Hydrogel-based Sensors for Multimodal Health Monitoring: From Material Design to Intelligent Sensing

Abstract

Hydrogels, due to their biocompatibility, tunability, and stimulus-responsiveness, are promising materials for flexible health monitoring. However, traditional hydrogel sensors suffer from limitations in long-term stability, signal fidelity, and integration of advanced functionalities. This review outlines a roadmap for hydrogel-based health monitoring by synthesizing recent advances in material design and intelligent sensing. We analyze strategies for enhancing hydrogel performance (robustness, conductivity, stability, biocompatibility) and detail multimodal sensing mechanisms for physical (strain, pressure, temperature, fluorescence) and chemical (sweat biomarkers, pH, oxygen) signals.
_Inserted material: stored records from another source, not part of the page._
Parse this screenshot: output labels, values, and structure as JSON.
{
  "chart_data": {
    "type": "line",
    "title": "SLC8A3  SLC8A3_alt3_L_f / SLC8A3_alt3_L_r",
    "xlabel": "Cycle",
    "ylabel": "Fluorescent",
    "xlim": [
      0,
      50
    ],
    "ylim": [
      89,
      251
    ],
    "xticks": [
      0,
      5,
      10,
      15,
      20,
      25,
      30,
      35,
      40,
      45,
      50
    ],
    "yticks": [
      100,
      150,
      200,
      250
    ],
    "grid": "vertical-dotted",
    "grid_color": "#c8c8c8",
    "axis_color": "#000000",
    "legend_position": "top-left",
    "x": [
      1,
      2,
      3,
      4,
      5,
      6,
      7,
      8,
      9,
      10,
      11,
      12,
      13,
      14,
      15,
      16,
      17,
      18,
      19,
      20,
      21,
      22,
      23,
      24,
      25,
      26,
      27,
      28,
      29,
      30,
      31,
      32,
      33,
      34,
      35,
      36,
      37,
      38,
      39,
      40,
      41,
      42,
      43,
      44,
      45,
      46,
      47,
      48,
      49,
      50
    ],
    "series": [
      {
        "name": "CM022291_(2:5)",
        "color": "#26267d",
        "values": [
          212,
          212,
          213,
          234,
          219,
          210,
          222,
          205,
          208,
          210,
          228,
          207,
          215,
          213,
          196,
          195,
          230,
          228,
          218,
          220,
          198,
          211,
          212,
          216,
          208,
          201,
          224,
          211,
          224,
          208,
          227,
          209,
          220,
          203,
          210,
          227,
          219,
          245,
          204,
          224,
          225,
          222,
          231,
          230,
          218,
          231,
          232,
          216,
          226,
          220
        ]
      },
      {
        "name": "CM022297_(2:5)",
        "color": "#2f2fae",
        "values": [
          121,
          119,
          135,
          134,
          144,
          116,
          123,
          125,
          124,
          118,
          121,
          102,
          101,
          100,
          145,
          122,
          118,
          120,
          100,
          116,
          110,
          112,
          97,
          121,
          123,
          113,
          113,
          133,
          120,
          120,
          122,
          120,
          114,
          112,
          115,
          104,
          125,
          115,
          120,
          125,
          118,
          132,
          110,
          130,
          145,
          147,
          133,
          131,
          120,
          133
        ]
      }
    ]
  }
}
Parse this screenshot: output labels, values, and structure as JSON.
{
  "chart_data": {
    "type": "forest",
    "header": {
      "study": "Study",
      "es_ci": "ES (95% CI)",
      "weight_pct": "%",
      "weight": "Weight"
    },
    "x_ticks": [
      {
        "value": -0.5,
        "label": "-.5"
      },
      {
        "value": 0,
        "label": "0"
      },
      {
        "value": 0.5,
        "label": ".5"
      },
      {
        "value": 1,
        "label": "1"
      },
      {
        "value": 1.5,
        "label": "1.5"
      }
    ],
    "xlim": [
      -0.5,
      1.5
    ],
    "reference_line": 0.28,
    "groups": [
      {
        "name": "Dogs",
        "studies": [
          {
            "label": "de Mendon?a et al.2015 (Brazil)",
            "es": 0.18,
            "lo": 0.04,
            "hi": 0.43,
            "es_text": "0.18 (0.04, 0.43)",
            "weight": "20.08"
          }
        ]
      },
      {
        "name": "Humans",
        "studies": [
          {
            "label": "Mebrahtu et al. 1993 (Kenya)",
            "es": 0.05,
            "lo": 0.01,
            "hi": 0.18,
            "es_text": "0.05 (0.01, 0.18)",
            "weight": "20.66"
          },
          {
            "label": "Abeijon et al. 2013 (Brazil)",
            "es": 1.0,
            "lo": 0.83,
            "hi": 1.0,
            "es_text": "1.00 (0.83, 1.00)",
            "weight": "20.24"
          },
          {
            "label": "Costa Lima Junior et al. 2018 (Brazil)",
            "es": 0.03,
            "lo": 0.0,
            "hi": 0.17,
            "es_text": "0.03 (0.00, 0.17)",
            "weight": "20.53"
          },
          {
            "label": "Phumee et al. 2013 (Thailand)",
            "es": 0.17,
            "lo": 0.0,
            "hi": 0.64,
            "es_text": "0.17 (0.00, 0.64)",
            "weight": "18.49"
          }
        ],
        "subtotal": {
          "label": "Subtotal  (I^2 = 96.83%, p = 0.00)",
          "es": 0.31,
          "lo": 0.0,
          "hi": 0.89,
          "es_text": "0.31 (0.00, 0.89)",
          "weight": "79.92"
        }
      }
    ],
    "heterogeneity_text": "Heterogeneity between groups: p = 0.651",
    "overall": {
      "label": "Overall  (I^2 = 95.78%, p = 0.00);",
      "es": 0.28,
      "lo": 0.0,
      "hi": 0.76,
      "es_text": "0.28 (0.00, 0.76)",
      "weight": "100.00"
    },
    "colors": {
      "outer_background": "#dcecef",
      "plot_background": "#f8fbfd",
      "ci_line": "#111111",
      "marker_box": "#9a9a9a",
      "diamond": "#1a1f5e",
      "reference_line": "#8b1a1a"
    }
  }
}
The review emphasizes the integration of hydrogels with technologies like: (1) self-powered sensing via triboelectric nanogenerators for autonomous operation; (2) closed-loop diagnosis-therapy platforms; and (3) artificial intelligence (AI) for advanced signal interpretation and diagnostics. These improvements enable applications in epidermal electronics, smart bandages, and implantable devices. Despite progress, challenges remain in environmental stability, integrated multimodal sensing, and clinical translation of implantable systems. Addressing these requires interdisciplinary collaboration to advance hydrogel platforms toward autonomous, personalized, and precision medicine.